There were a few other reactions from various developers and publishers about the Game Center news -- read more information from PopCap and Ngmoco after the link below.



Ngmoco's Simon Jeffreys echoes OpenFeint's Citron (or perhaps vice versa) in saying that he's excited about Apple's new service, and that Ngmoco's Plus+ service is also set to migrate away from providing social function and more into providing a framework for microtransactions and virtual goods.

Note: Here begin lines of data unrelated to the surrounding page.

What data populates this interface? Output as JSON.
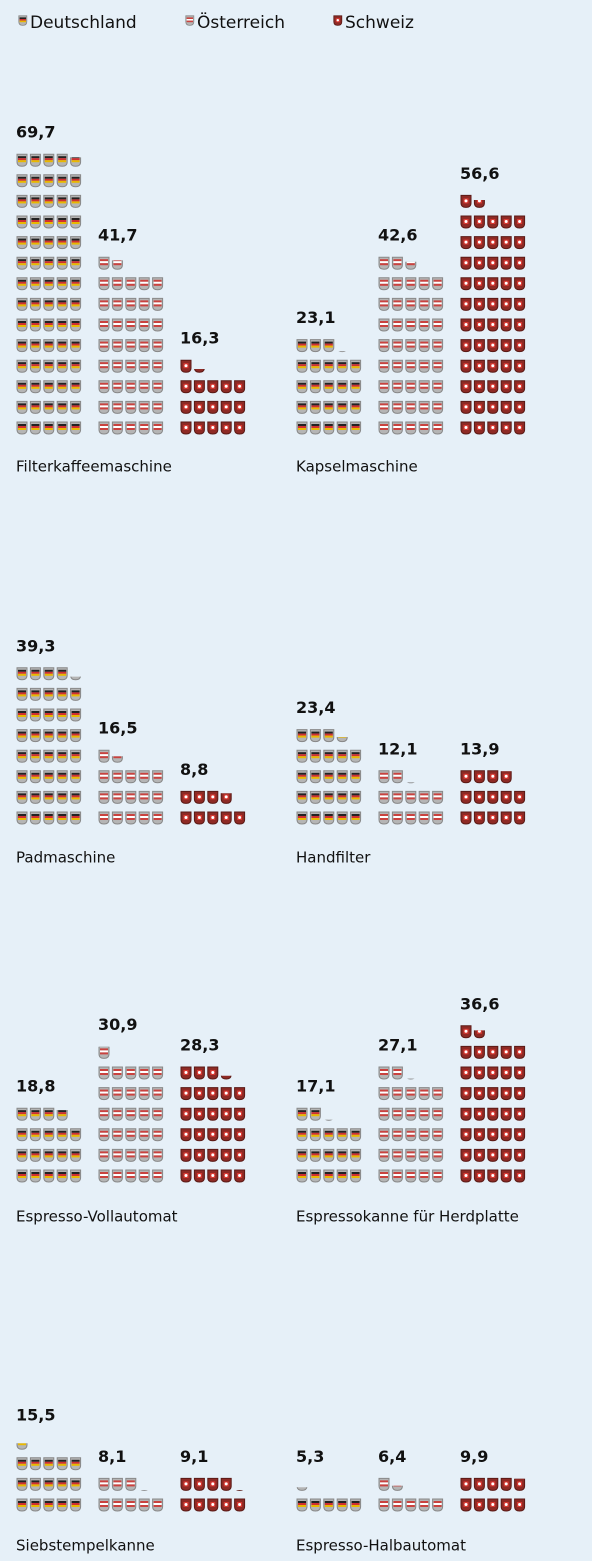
{
  "chart_data": {
    "type": "pictogram",
    "categories": [
      "Filterkaffeemaschine",
      "Kapselmaschine",
      "Padmaschine",
      "Handfilter",
      "Espresso-Vollautomat",
      "Espressokanne für Herdplatte",
      "Siebstempelkanne",
      "Espresso-Halbautomat"
    ],
    "series": [
      {
        "name": "Deutschland",
        "color": "#b5b5b5",
        "values": [
          69.7,
          23.1,
          39.3,
          23.4,
          18.8,
          17.1,
          15.5,
          5.3
        ],
        "value_labels": [
          "69,7",
          "23,1",
          "39,3",
          "23,4",
          "18,8",
          "17,1",
          "15,5",
          "5,3"
        ]
      },
      {
        "name": "Österreich",
        "color": "#c9423f",
        "values": [
          41.7,
          42.6,
          16.5,
          12.1,
          30.9,
          27.1,
          8.1,
          6.4
        ],
        "value_labels": [
          "41,7",
          "42,6",
          "16,5",
          "12,1",
          "30,9",
          "27,1",
          "8,1",
          "6,4"
        ]
      },
      {
        "name": "Schweiz",
        "color": "#8e2a25",
        "values": [
          16.3,
          56.6,
          8.8,
          13.9,
          28.3,
          36.6,
          9.1,
          9.9
        ],
        "value_labels": [
          "16,3",
          "56,6",
          "8,8",
          "13,9",
          "28,3",
          "36,6",
          "9,1",
          "9,9"
        ]
      }
    ]
  }
}
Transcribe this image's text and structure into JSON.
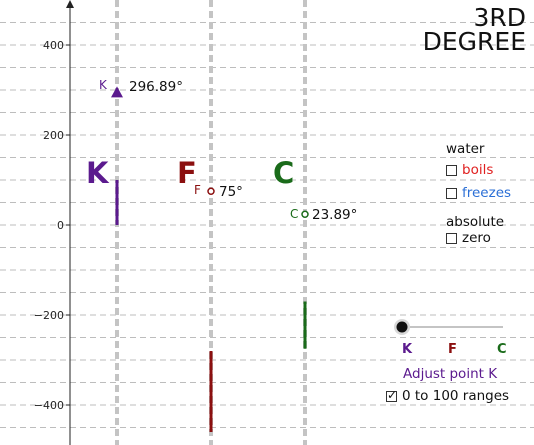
{
  "title": {
    "line1": "3RD",
    "line2": "DEGREE"
  },
  "y_axis": {
    "ticks": [
      400,
      200,
      0,
      -200,
      -400
    ],
    "tick_labels": [
      "400",
      "200",
      "0",
      "−200",
      "−400"
    ]
  },
  "scales": {
    "K": {
      "letter": "K",
      "color": "#5b1a8e",
      "point_label": "K",
      "point_value": "296.89°",
      "segment": [
        0,
        100
      ]
    },
    "F": {
      "letter": "F",
      "color": "#8b0f0f",
      "point_label": "F",
      "point_value": "75°",
      "segment": [
        -280,
        -460
      ]
    },
    "C": {
      "letter": "C",
      "color": "#1a6b1a",
      "point_label": "C",
      "point_value": "23.89°",
      "segment": [
        -170,
        -275
      ]
    }
  },
  "panel": {
    "water_heading": "water",
    "boils_label": "boils",
    "boils_color": "#e02020",
    "freezes_label": "freezes",
    "freezes_color": "#2b6fd6",
    "absolute_heading": "absolute",
    "zero_label": "zero"
  },
  "slider": {
    "legend_K": "K",
    "legend_F": "F",
    "legend_C": "C",
    "caption": "Adjust point K",
    "caption_color": "#5b1a8e"
  },
  "ranges_checkbox": {
    "label": "0 to 100 ranges",
    "checked": true
  }
}
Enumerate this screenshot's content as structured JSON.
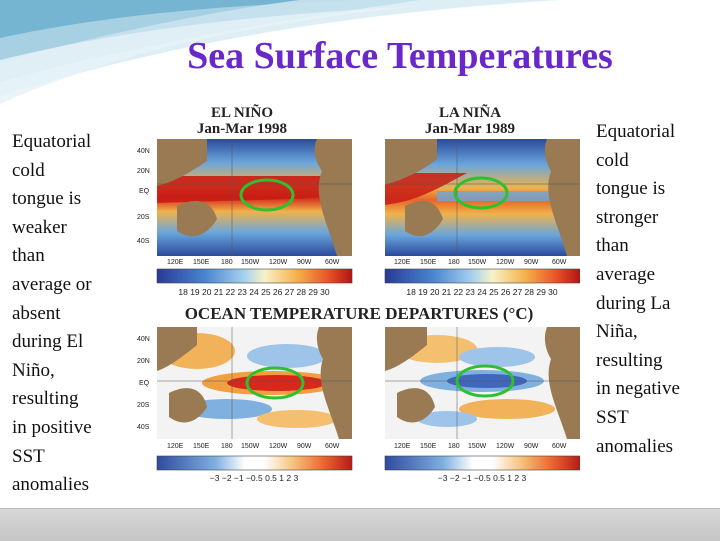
{
  "title": "Sea Surface Temperatures",
  "left_caption": [
    "Equatorial",
    "cold",
    "tongue is",
    "weaker",
    "than",
    "average or",
    "absent",
    "during El",
    "Niño,",
    "resulting",
    "in positive",
    "SST",
    "anomalies"
  ],
  "right_caption": [
    "Equatorial",
    "cold",
    "tongue is",
    "stronger",
    "than",
    "average",
    "during La",
    "Niña,",
    "resulting",
    "in negative",
    "SST",
    "anomalies"
  ],
  "figure": {
    "el_nino_title": "EL NIÑO",
    "el_nino_period": "Jan-Mar 1998",
    "la_nina_title": "LA NIÑA",
    "la_nina_period": "Jan-Mar 1989",
    "lat_labels": [
      "40N",
      "20N",
      "EQ",
      "20S",
      "40S"
    ],
    "lon_labels": [
      "120E",
      "150E",
      "180",
      "150W",
      "120W",
      "90W",
      "60W"
    ],
    "temp_scale_labels": "18 19 20 21 22 23 24 25 26 27 28 29 30",
    "departures_title": "OCEAN TEMPERATURE DEPARTURES (°C)",
    "anomaly_scale_labels": "−3  −2  −1  −0.5 0.5  1   2   3",
    "colors": {
      "highlight_ring": "#2fbf2f",
      "warm": "#d8241c",
      "cool": "#3b64b8"
    }
  }
}
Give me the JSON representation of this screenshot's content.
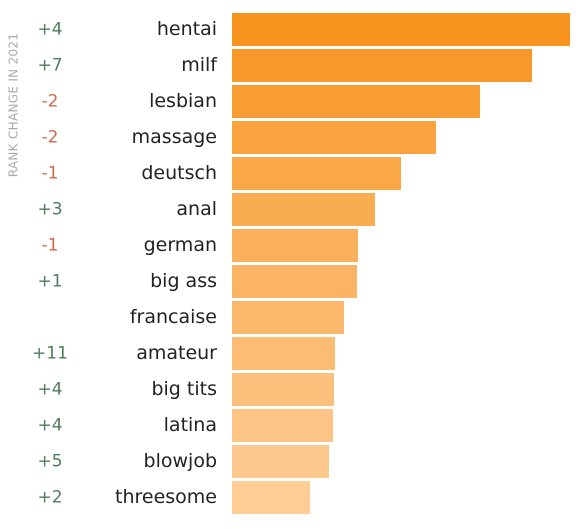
{
  "chart_data": {
    "type": "bar",
    "orientation": "horizontal",
    "rank_change_label": "RANK CHANGE IN 2021",
    "categories": [
      "hentai",
      "milf",
      "lesbian",
      "massage",
      "deutsch",
      "anal",
      "german",
      "big ass",
      "francaise",
      "amateur",
      "big tits",
      "latina",
      "blowjob",
      "threesome"
    ],
    "values": [
      338,
      300,
      248,
      204,
      169,
      143,
      126,
      125,
      112,
      103,
      102,
      101,
      97,
      78
    ],
    "rank_changes": [
      "+4",
      "+7",
      "-2",
      "-2",
      "-1",
      "+3",
      "-1",
      "+1",
      null,
      "+11",
      "+4",
      "+4",
      "+5",
      "+2"
    ],
    "colors": [
      "#f7931e",
      "#f8982a",
      "#f89d34",
      "#f9a23e",
      "#f9a747",
      "#faac51",
      "#fab05a",
      "#fbb463",
      "#fbb86c",
      "#fcbc74",
      "#fcc07d",
      "#fdc485",
      "#fdc88d",
      "#fecc95"
    ],
    "positive_color": "#4d7d5c",
    "negative_color": "#d2694d"
  }
}
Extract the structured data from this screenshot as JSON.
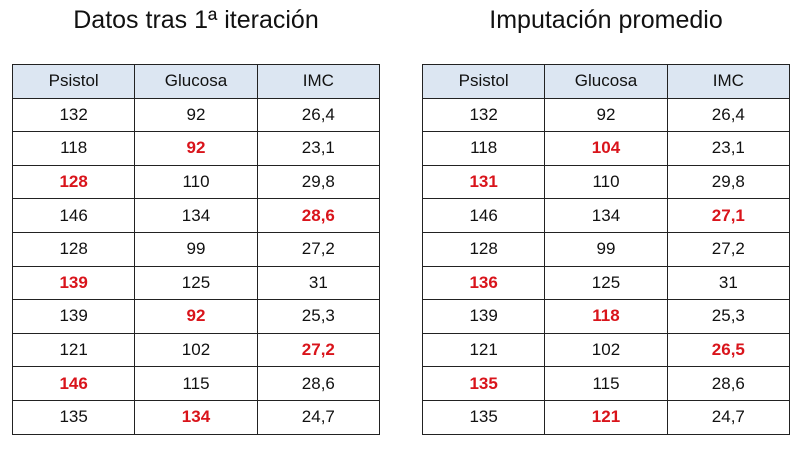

While he says that Apple is replicating a lot of what Plus+ already does, he adds that Ngmoco has already begun a transition away from just leaderboards and achievements, and towards "empowering monetization and discoverability mechanisms for the development community." So Ngmoco also believes that Plus+ can exist on top of Apple's Game Center plans, both as a way to connect players to developers and monetize those connections.

Not surprisingly, developers are very excited about Game Center. PopCap tells MTV Multiplayer that while OpenFeint and Plus+ were very technically sound, neither system ever made themselves "relevant" to players. But since Game Center is official, that ensures relevancy. PopCap's John Vechey compares the Game Center idea to the very popular Xbox Live: "Do we add achievements in our Xbox games? Of course we do, it's cool! The same thing with Apple. By Apple supporting it, it will then be relevant to people."

Finally, remember that Apple's Game Center is still an idea at this point -- while they showed screenshots during this morning's event, Apple admitted during the Q&A that it was "still looking at points options" for achievements. But there's no doubt than an official social network will shake up the current gaming ecosystem on both the iPhone and eventually the iPad.